“Yes, I am better,” answered Henderson, briefly, and he scowled and walked on, but there was a look in his sunken eyes that Reid did not care to see.

Henderson, in fact, still nourished the bitterest animosity against the man who held his secret, and who had treated him with such insolence and disrespect. Nor as his health returned did he forget the loss of Brown Bess. He blamed Reid for this, and hated the groom with a deadly hatred that grew and grew.

And during the days of his convalescence a letter came to him which did not tend to make him any happier. It was from Mrs. Temple, but was of a very vague and unsatisfactory nature.

“I am sorry to hear you have been ill,” it began, “but the address we talked of was not forthcoming, so I could not send it. J. T. wrote to his uncle certainly, but the sole address he gave was Paris, and moreover he said he was leaving that city next day. I can not help thinking it looks suspicious, but on his return we may learn more, as he mentions that in another week or so he would arrive at Woodlea. If I hear anything I will let you know; in the meanwhile perhaps you had best not come here. Yours very truly,

“R. T.”


CHAPTER XXV.
THE BRIDE.

Miss Webster was agreeably surprised when she received her nephew Ralph’s answer to her letter in which she had told him of May Churchill’s marriage.

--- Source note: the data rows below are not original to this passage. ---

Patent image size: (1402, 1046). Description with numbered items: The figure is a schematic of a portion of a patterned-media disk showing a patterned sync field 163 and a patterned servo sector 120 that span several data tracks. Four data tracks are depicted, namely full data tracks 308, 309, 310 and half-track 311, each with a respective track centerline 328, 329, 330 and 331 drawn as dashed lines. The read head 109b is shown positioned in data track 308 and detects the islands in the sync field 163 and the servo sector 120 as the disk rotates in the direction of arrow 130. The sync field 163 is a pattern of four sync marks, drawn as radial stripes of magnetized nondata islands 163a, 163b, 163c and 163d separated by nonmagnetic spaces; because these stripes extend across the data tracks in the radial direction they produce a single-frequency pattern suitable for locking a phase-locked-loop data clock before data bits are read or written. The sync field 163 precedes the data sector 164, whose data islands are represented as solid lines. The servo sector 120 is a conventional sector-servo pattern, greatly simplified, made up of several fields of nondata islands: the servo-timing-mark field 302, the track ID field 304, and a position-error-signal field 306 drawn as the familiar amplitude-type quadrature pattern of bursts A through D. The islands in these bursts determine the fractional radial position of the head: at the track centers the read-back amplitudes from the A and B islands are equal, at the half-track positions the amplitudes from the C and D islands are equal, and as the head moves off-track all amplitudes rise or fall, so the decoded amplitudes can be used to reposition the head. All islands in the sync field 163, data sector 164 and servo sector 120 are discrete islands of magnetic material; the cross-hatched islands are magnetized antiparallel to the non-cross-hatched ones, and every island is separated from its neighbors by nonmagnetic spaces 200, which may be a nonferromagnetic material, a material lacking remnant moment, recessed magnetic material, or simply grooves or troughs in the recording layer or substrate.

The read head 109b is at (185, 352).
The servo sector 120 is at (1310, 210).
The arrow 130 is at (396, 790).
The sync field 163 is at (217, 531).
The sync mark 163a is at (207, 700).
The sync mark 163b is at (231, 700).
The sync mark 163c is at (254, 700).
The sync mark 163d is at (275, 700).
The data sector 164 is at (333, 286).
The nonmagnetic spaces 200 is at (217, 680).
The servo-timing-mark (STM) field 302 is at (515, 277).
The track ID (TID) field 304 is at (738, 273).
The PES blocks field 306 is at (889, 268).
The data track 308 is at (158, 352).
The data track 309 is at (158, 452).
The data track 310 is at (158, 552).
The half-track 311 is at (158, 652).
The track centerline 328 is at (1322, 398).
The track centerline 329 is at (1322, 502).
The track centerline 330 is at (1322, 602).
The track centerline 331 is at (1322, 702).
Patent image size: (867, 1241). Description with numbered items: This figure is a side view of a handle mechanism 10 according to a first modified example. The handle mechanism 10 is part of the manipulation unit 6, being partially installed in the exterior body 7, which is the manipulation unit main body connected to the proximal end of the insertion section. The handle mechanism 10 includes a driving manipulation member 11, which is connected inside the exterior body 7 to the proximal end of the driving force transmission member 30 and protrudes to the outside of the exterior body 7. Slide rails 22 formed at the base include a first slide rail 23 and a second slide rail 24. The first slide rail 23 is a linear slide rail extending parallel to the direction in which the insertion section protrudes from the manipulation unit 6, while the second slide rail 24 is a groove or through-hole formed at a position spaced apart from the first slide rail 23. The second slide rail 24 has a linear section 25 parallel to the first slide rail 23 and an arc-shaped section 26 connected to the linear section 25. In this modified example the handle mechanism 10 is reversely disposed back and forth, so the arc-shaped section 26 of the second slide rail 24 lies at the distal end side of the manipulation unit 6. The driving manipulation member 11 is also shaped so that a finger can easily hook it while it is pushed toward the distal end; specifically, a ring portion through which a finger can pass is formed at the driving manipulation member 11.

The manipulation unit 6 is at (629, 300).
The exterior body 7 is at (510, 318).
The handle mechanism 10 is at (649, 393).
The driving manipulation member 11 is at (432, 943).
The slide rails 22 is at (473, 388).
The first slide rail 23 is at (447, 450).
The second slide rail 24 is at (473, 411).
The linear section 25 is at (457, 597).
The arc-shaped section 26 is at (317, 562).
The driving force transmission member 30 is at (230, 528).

It was a quiet, ordinary letter, and mentioned that affair in the most commonplace manner.

“My dear Aunt Margaret,” Miss Webster read with a considerable feeling of relief. “I received your letter telling me of the marriage of your pretty young friend, and I am sure we will all join in wishing her every happiness. But what I don’t quite like about the matter is its secrecy. A secret marriage is, I think, always unfair to the woman; and I understood from you that this Mr. Temple was his uncle’s heir, by the will of his grandfather, in the event of the elder Mr. Temple leaving no children. Now, if this is so, why should your Mr. Temple be afraid of his uncle, and prefer to cast a slur on the woman he has married, when his uncle can really (I presume) eventually do him no harm? However, it is no affair of ours.